За лесами густыми, за болотами топкими остались пращуры. Бродят они в праздник дожинок, как сироты, сродников ищут, сыновей, внуков.
Поднялся Кондратий с полной кружкой, оглядел семью, проглотил комок слез и сказал:
— Не сердитесь, пращуры! Без великой нужды дедовские могилы не бросают!
Прохор понял его, опустил голову, а Гриде смешно — думает, захмелел тятька, разговорился.
Затосковал Кондратий, ушел из избы, по пути овинные ворота открыл настежь — пусть снопы обдует, спустился к речке и сел над омутом. В первое лето, как пришли они из Устюжины, рыбы тут было — хоть ведром черпай. А потом ушла рыба из омута, не стала ждать, когда ее всю вычерпают…
Пятнадцать лет прошло в трудах да заботах, а родную деревню на Устюжине Кондратий никак забыть не может. Поклониться бы тогда князю Юрию, работать на своей земле исполу: сноп себе, сноп князю.
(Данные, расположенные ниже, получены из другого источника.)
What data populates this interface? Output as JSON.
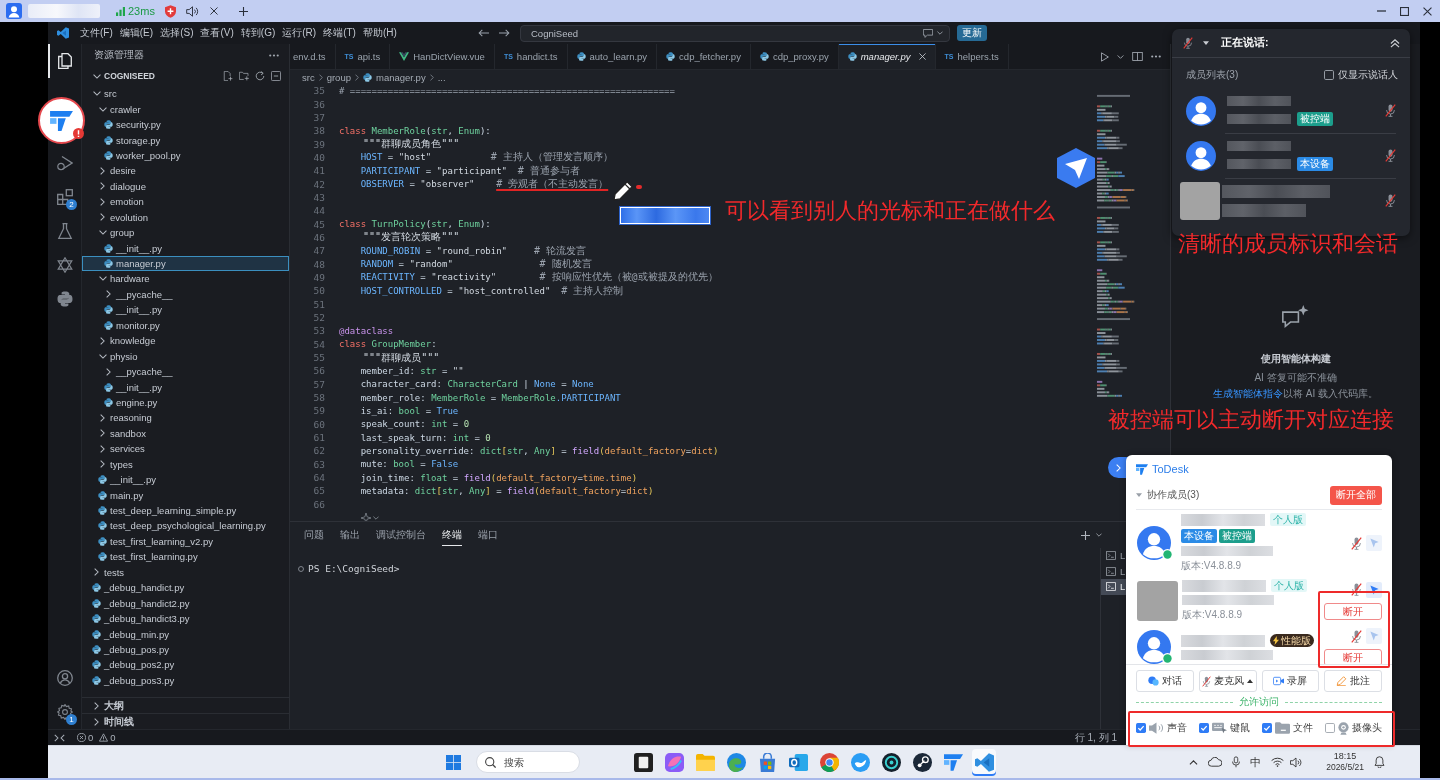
{
  "remote_bar": {
    "ping": "23ms"
  },
  "titlebar": {
    "menu": [
      "文件(F)",
      "编辑(E)",
      "选择(S)",
      "查看(V)",
      "转到(G)",
      "运行(R)",
      "终端(T)",
      "帮助(H)"
    ],
    "command_center": "CogniSeed",
    "update_button": "更新"
  },
  "activity_bar": {
    "top": [
      {
        "kind": "files",
        "selected": true
      },
      {
        "kind": "run",
        "selected": false
      },
      {
        "kind": "extensions",
        "selected": false,
        "badge": "2"
      },
      {
        "kind": "testing",
        "selected": false
      },
      {
        "kind": "triangles",
        "selected": false
      },
      {
        "kind": "python",
        "selected": false
      }
    ],
    "bottom": [
      {
        "kind": "account"
      },
      {
        "kind": "settings",
        "badge": "1"
      }
    ]
  },
  "sidebar": {
    "title": "资源管理器",
    "project": "COGNISEED",
    "tree": [
      {
        "name": "src",
        "kind": "folder",
        "expanded": true,
        "selected": false,
        "children": [
          {
            "name": "crawler",
            "kind": "folder",
            "expanded": true,
            "selected": false,
            "children": [
              {
                "name": "security.py",
                "kind": "file",
                "selected": false
              },
              {
                "name": "storage.py",
                "kind": "file",
                "selected": false
              },
              {
                "name": "worker_pool.py",
                "kind": "file",
                "selected": false
              }
            ]
          },
          {
            "name": "desire",
            "kind": "folder",
            "expanded": false,
            "selected": false
          },
          {
            "name": "dialogue",
            "kind": "folder",
            "expanded": false,
            "selected": false
          },
          {
            "name": "emotion",
            "kind": "folder",
            "expanded": false,
            "selected": false
          },
          {
            "name": "evolution",
            "kind": "folder",
            "expanded": false,
            "selected": false
          },
          {
            "name": "group",
            "kind": "folder",
            "expanded": true,
            "selected": false,
            "children": [
              {
                "name": "__init__.py",
                "kind": "file",
                "selected": false
              },
              {
                "name": "manager.py",
                "kind": "file",
                "selected": true
              }
            ]
          },
          {
            "name": "hardware",
            "kind": "folder",
            "expanded": true,
            "selected": false,
            "children": [
              {
                "name": "__pycache__",
                "kind": "folder",
                "expanded": false,
                "selected": false
              },
              {
                "name": "__init__.py",
                "kind": "file",
                "selected": false
              },
              {
                "name": "monitor.py",
                "kind": "file",
                "selected": false
              }
            ]
          },
          {
            "name": "knowledge",
            "kind": "folder",
            "expanded": false,
            "selected": false
          },
          {
            "name": "physio",
            "kind": "folder",
            "expanded": true,
            "selected": false,
            "children": [
              {
                "name": "__pycache__",
                "kind": "folder",
                "expanded": false,
                "selected": false
              },
              {
                "name": "__init__.py",
                "kind": "file",
                "selected": false
              },
              {
                "name": "engine.py",
                "kind": "file",
                "selected": false
              }
            ]
          },
          {
            "name": "reasoning",
            "kind": "folder",
            "expanded": false,
            "selected": false
          },
          {
            "name": "sandbox",
            "kind": "folder",
            "expanded": false,
            "selected": false
          },
          {
            "name": "services",
            "kind": "folder",
            "expanded": false,
            "selected": false
          },
          {
            "name": "types",
            "kind": "folder",
            "expanded": false,
            "selected": false
          },
          {
            "name": "__init__.py",
            "kind": "file",
            "selected": false
          },
          {
            "name": "main.py",
            "kind": "file",
            "selected": false
          },
          {
            "name": "test_deep_learning_simple.py",
            "kind": "file",
            "selected": false
          },
          {
            "name": "test_deep_psychological_learning.py",
            "kind": "file",
            "selected": false
          },
          {
            "name": "test_first_learning_v2.py",
            "kind": "file",
            "selected": false
          },
          {
            "name": "test_first_learning.py",
            "kind": "file",
            "selected": false
          }
        ]
      },
      {
        "name": "tests",
        "kind": "folder",
        "expanded": false,
        "selected": false
      },
      {
        "name": "_debug_handict.py",
        "kind": "file",
        "selected": false
      },
      {
        "name": "_debug_handict2.py",
        "kind": "file",
        "selected": false
      },
      {
        "name": "_debug_handict3.py",
        "kind": "file",
        "selected": false
      },
      {
        "name": "_debug_min.py",
        "kind": "file",
        "selected": false
      },
      {
        "name": "_debug_pos.py",
        "kind": "file",
        "selected": false
      },
      {
        "name": "_debug_pos2.py",
        "kind": "file",
        "selected": false
      },
      {
        "name": "_debug_pos3.py",
        "kind": "file",
        "selected": false
      }
    ],
    "sections": [
      {
        "label": "大纲",
        "expanded": false
      },
      {
        "label": "时间线",
        "expanded": false
      }
    ]
  },
  "tabs": [
    {
      "label": "env.d.ts",
      "kind": "none",
      "selected": false
    },
    {
      "label": "api.ts",
      "kind": "ts",
      "icon_text": "TS",
      "selected": false
    },
    {
      "label": "HanDictView.vue",
      "kind": "vue",
      "selected": false
    },
    {
      "label": "handict.ts",
      "kind": "ts",
      "icon_text": "TS",
      "selected": false
    },
    {
      "label": "auto_learn.py",
      "kind": "py",
      "selected": false
    },
    {
      "label": "cdp_fetcher.py",
      "kind": "py",
      "selected": false
    },
    {
      "label": "cdp_proxy.py",
      "kind": "py",
      "selected": false
    },
    {
      "label": "manager.py",
      "kind": "py",
      "selected": true
    },
    {
      "label": "helpers.ts",
      "kind": "ts",
      "icon_text": "TS",
      "selected": false
    }
  ],
  "breadcrumb": [
    {
      "label": "src",
      "kind": "folder"
    },
    {
      "label": "group",
      "kind": "folder"
    },
    {
      "label": "manager.py",
      "kind": "py"
    },
    {
      "label": "...",
      "kind": "symbol"
    }
  ],
  "code": {
    "lines": [
      {
        "n": "35",
        "t": [
          {
            "text": "# ============================================================",
            "kind": "rule"
          }
        ]
      },
      {
        "n": "36"
      },
      {
        "n": "37"
      },
      {
        "n": "38",
        "t": [
          {
            "text": "class ",
            "kind": "keyword"
          },
          {
            "text": "MemberRole",
            "kind": "class"
          },
          {
            "text": "(",
            "kind": "plain"
          },
          {
            "text": "str",
            "kind": "class"
          },
          {
            "text": ", ",
            "kind": "plain"
          },
          {
            "text": "Enum",
            "kind": "class"
          },
          {
            "text": "):",
            "kind": "plain"
          }
        ]
      },
      {
        "n": "39",
        "t": [
          {
            "text": "    \"\"\"群聊成员角色\"\"\"",
            "kind": "docstring"
          }
        ]
      },
      {
        "n": "40",
        "t": [
          {
            "text": "    HOST",
            "kind": "constant"
          },
          {
            "text": " = ",
            "kind": "plain"
          },
          {
            "text": "\"host\"           ",
            "kind": "string"
          },
          {
            "text": "# 主持人（管理发言顺序）",
            "kind": "comment"
          }
        ]
      },
      {
        "n": "41",
        "t": [
          {
            "text": "    PARTICIPANT",
            "kind": "constant"
          },
          {
            "text": " = ",
            "kind": "plain"
          },
          {
            "text": "\"participant\"  ",
            "kind": "string"
          },
          {
            "text": "# 普通参与者",
            "kind": "comment"
          }
        ]
      },
      {
        "n": "42",
        "t": [
          {
            "text": "    OBSERVER",
            "kind": "constant"
          },
          {
            "text": " = ",
            "kind": "plain"
          },
          {
            "text": "\"observer\"    ",
            "kind": "string"
          },
          {
            "text": "# 旁观者（不主动发言）",
            "kind": "marked"
          }
        ]
      },
      {
        "n": "43"
      },
      {
        "n": "44"
      },
      {
        "n": "45",
        "t": [
          {
            "text": "class ",
            "kind": "keyword"
          },
          {
            "text": "TurnPolicy",
            "kind": "class"
          },
          {
            "text": "(",
            "kind": "plain"
          },
          {
            "text": "str",
            "kind": "class"
          },
          {
            "text": ", ",
            "kind": "plain"
          },
          {
            "text": "Enum",
            "kind": "class"
          },
          {
            "text": "):",
            "kind": "plain"
          }
        ]
      },
      {
        "n": "46",
        "t": [
          {
            "text": "    \"\"\"发言轮次策略\"\"\"",
            "kind": "docstring"
          }
        ]
      },
      {
        "n": "47",
        "t": [
          {
            "text": "    ROUND_ROBIN",
            "kind": "constant"
          },
          {
            "text": " = ",
            "kind": "plain"
          },
          {
            "text": "\"round_robin\"     ",
            "kind": "string"
          },
          {
            "text": "# 轮流发言",
            "kind": "comment"
          }
        ]
      },
      {
        "n": "48",
        "t": [
          {
            "text": "    RANDOM",
            "kind": "constant"
          },
          {
            "text": " = ",
            "kind": "plain"
          },
          {
            "text": "\"random\"                ",
            "kind": "string"
          },
          {
            "text": "# 随机发言",
            "kind": "comment"
          }
        ]
      },
      {
        "n": "49",
        "t": [
          {
            "text": "    REACTIVITY",
            "kind": "constant"
          },
          {
            "text": " = ",
            "kind": "plain"
          },
          {
            "text": "\"reactivity\"        ",
            "kind": "string"
          },
          {
            "text": "# 按响应性优先（被@或被提及的优先）",
            "kind": "comment"
          }
        ]
      },
      {
        "n": "50",
        "t": [
          {
            "text": "    HOST_CONTROLLED",
            "kind": "constant"
          },
          {
            "text": " = ",
            "kind": "plain"
          },
          {
            "text": "\"host_controlled\"  ",
            "kind": "string"
          },
          {
            "text": "# 主持人控制",
            "kind": "comment"
          }
        ]
      },
      {
        "n": "51"
      },
      {
        "n": "52"
      },
      {
        "n": "53",
        "t": [
          {
            "text": "@dataclass",
            "kind": "decorator"
          }
        ]
      },
      {
        "n": "54",
        "t": [
          {
            "text": "class ",
            "kind": "keyword"
          },
          {
            "text": "GroupMember",
            "kind": "class"
          },
          {
            "text": ":",
            "kind": "plain"
          }
        ]
      },
      {
        "n": "55",
        "t": [
          {
            "text": "    \"\"\"群聊成员\"\"\"",
            "kind": "docstring"
          }
        ]
      },
      {
        "n": "56",
        "t": [
          {
            "text": "    member_id: ",
            "kind": "plain"
          },
          {
            "text": "str",
            "kind": "type"
          },
          {
            "text": " = ",
            "kind": "plain"
          },
          {
            "text": "\"\"",
            "kind": "string"
          }
        ]
      },
      {
        "n": "57",
        "t": [
          {
            "text": "    character_card: ",
            "kind": "plain"
          },
          {
            "text": "CharacterCard",
            "kind": "class"
          },
          {
            "text": " | ",
            "kind": "plain"
          },
          {
            "text": "None",
            "kind": "builtin"
          },
          {
            "text": " = ",
            "kind": "plain"
          },
          {
            "text": "None",
            "kind": "builtin"
          }
        ]
      },
      {
        "n": "58",
        "t": [
          {
            "text": "    member_role: ",
            "kind": "plain"
          },
          {
            "text": "MemberRole",
            "kind": "class"
          },
          {
            "text": " = ",
            "kind": "plain"
          },
          {
            "text": "MemberRole",
            "kind": "class"
          },
          {
            "text": ".PARTICIPANT",
            "kind": "constant"
          }
        ]
      },
      {
        "n": "59",
        "t": [
          {
            "text": "    is_ai: ",
            "kind": "plain"
          },
          {
            "text": "bool",
            "kind": "type"
          },
          {
            "text": " = ",
            "kind": "plain"
          },
          {
            "text": "True",
            "kind": "builtin"
          }
        ]
      },
      {
        "n": "60",
        "t": [
          {
            "text": "    speak_count: ",
            "kind": "plain"
          },
          {
            "text": "int",
            "kind": "type"
          },
          {
            "text": " = ",
            "kind": "plain"
          },
          {
            "text": "0",
            "kind": "number"
          }
        ]
      },
      {
        "n": "61",
        "t": [
          {
            "text": "    last_speak_turn: ",
            "kind": "plain"
          },
          {
            "text": "int",
            "kind": "type"
          },
          {
            "text": " = ",
            "kind": "plain"
          },
          {
            "text": "0",
            "kind": "number"
          }
        ]
      },
      {
        "n": "62",
        "t": [
          {
            "text": "    personality_override: ",
            "kind": "plain"
          },
          {
            "text": "dict",
            "kind": "type"
          },
          {
            "text": "[",
            "kind": "bracket"
          },
          {
            "text": "str",
            "kind": "type"
          },
          {
            "text": ", ",
            "kind": "plain"
          },
          {
            "text": "Any",
            "kind": "type"
          },
          {
            "text": "]",
            "kind": "bracket"
          },
          {
            "text": " = ",
            "kind": "plain"
          },
          {
            "text": "field",
            "kind": "function"
          },
          {
            "text": "(",
            "kind": "bracket"
          },
          {
            "text": "default_factory",
            "kind": "argument"
          },
          {
            "text": "=",
            "kind": "plain"
          },
          {
            "text": "dict",
            "kind": "argument"
          },
          {
            "text": ")",
            "kind": "bracket"
          }
        ]
      },
      {
        "n": "63",
        "t": [
          {
            "text": "    mute: ",
            "kind": "plain"
          },
          {
            "text": "bool",
            "kind": "type"
          },
          {
            "text": " = ",
            "kind": "plain"
          },
          {
            "text": "False",
            "kind": "builtin"
          }
        ]
      },
      {
        "n": "64",
        "t": [
          {
            "text": "    join_time: ",
            "kind": "plain"
          },
          {
            "text": "float",
            "kind": "type"
          },
          {
            "text": " = ",
            "kind": "plain"
          },
          {
            "text": "field",
            "kind": "function"
          },
          {
            "text": "(",
            "kind": "bracket"
          },
          {
            "text": "default_factory",
            "kind": "argument"
          },
          {
            "text": "=",
            "kind": "plain"
          },
          {
            "text": "time.time",
            "kind": "argument"
          },
          {
            "text": ")",
            "kind": "bracket"
          }
        ]
      },
      {
        "n": "65",
        "t": [
          {
            "text": "    metadata: ",
            "kind": "plain"
          },
          {
            "text": "dict",
            "kind": "type"
          },
          {
            "text": "[",
            "kind": "bracket"
          },
          {
            "text": "str",
            "kind": "type"
          },
          {
            "text": ", ",
            "kind": "plain"
          },
          {
            "text": "Any",
            "kind": "type"
          },
          {
            "text": "]",
            "kind": "bracket"
          },
          {
            "text": " = ",
            "kind": "plain"
          },
          {
            "text": "field",
            "kind": "function"
          },
          {
            "text": "(",
            "kind": "bracket"
          },
          {
            "text": "default_factory",
            "kind": "argument"
          },
          {
            "text": "=",
            "kind": "plain"
          },
          {
            "text": "dict",
            "kind": "argument"
          },
          {
            "text": ")",
            "kind": "bracket"
          }
        ]
      },
      {
        "n": "66"
      }
    ]
  },
  "terminal": {
    "tabs": [
      {
        "label": "问题",
        "selected": false
      },
      {
        "label": "输出",
        "selected": false
      },
      {
        "label": "调试控制台",
        "selected": false
      },
      {
        "label": "终端",
        "selected": true
      },
      {
        "label": "端口",
        "selected": false
      }
    ],
    "prompt": "PS E:\\CogniSeed>",
    "sessions": [
      {
        "label": "L",
        "selected": false
      },
      {
        "label": "L",
        "selected": false
      },
      {
        "label": "L",
        "selected": true
      }
    ]
  },
  "status_bar": {
    "errors": "0",
    "warnings": "0",
    "cursor": "行 1, 列 1"
  },
  "chat_panel": {
    "title": "使用智能体构建",
    "note": "AI 答复可能不准确",
    "link": "生成智能体指令",
    "hint": "以将 AI 载入代码库。"
  },
  "voice_panel": {
    "muted": true,
    "title": "正在说话:",
    "list_label": "成员列表(3)",
    "speakers_only": {
      "label": "仅显示说话人",
      "checked": false
    },
    "members": [
      {
        "kind": "avatar",
        "tag": {
          "label": "被控端",
          "color": "#1c9e8c"
        },
        "muted": true
      },
      {
        "kind": "avatar",
        "tag": {
          "label": "本设备",
          "color": "#2b8be6"
        },
        "muted": true
      },
      {
        "kind": "photo",
        "muted": true
      }
    ]
  },
  "annotations": {
    "cursor": "可以看到别人的光标和正在做什么",
    "members": "清晰的成员标识和会话",
    "disconnect": "被控端可以主动断开对应连接"
  },
  "todesk": {
    "brand": "ToDesk",
    "group_label": "协作成员(3)",
    "group_expanded": true,
    "disconnect_all": "断开全部",
    "members": [
      {
        "kind": "avatar",
        "online": true,
        "edition": {
          "label": "个人版",
          "kind": "personal"
        },
        "tags": [
          {
            "label": "本设备",
            "color": "#2b8be6"
          },
          {
            "label": "被控端",
            "color": "#1c9e8c"
          }
        ],
        "version": "版本:V4.8.8.9",
        "muted": true,
        "pointer_active": false
      },
      {
        "kind": "photo",
        "edition": {
          "label": "个人版",
          "kind": "personal"
        },
        "version": "版本:V4.8.8.9",
        "muted": true,
        "pointer_active": true,
        "disconnect": "断开"
      },
      {
        "kind": "avatar",
        "online": true,
        "edition": {
          "label": "性能版",
          "kind": "performance"
        },
        "muted": true,
        "pointer_active": false,
        "disconnect": "断开"
      }
    ],
    "actions": [
      {
        "kind": "chat",
        "label": "对话"
      },
      {
        "kind": "mic",
        "label": "麦克风",
        "muted": true
      },
      {
        "kind": "record",
        "label": "录屏"
      },
      {
        "kind": "annotate",
        "label": "批注"
      }
    ],
    "access_label": "允许访问",
    "access": [
      {
        "kind": "sound",
        "label": "声音",
        "checked": true
      },
      {
        "kind": "input",
        "label": "键鼠",
        "checked": true
      },
      {
        "kind": "files",
        "label": "文件",
        "checked": true
      },
      {
        "kind": "camera",
        "label": "摄像头",
        "checked": false
      }
    ]
  },
  "taskbar": {
    "search": {
      "placeholder": "搜索"
    },
    "apps": [
      {
        "kind": "tile",
        "selected": false
      },
      {
        "kind": "gradient",
        "selected": false
      },
      {
        "kind": "folder",
        "selected": false
      },
      {
        "kind": "swirl",
        "selected": false
      },
      {
        "kind": "bag",
        "selected": false
      },
      {
        "kind": "mail",
        "selected": false
      },
      {
        "kind": "segments",
        "selected": false
      },
      {
        "kind": "wave",
        "selected": false
      },
      {
        "kind": "ring",
        "selected": false
      },
      {
        "kind": "knob",
        "selected": false
      },
      {
        "kind": "remote",
        "selected": false
      },
      {
        "kind": "editor",
        "selected": true
      }
    ],
    "tray": {
      "ime": "中",
      "time": "18:15",
      "date": "2026/5/21"
    }
  }
}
Обидно только: земля дедовская, ни скота, ни семян он у князя не брал, а в закупы к нему иди. Не успеешь и оглянуться — холоп княжеский, в своей семье не хозяин.
Подошел Туанко, сел рядом с ним, достал дудку. Заплакала ултырская дудка — ветер так плачет в дремучем лесу, бьется ветер в лесной густерне, вырваться хочет на поля, на луговины. Ветру тоскливо, а человеку, поди, и того горше: леса, болота окрест, и нет им края, нет им конца.
Обнял Кондратий парня, сказал:
— Живи у нас, Туанко! Я хозяину ултыра за тебя мешок ржи увезу!
На другой день Прохор с Гридей в лес ушли, путики ладить, к осенней охоте готовиться. Кондратий дома остался.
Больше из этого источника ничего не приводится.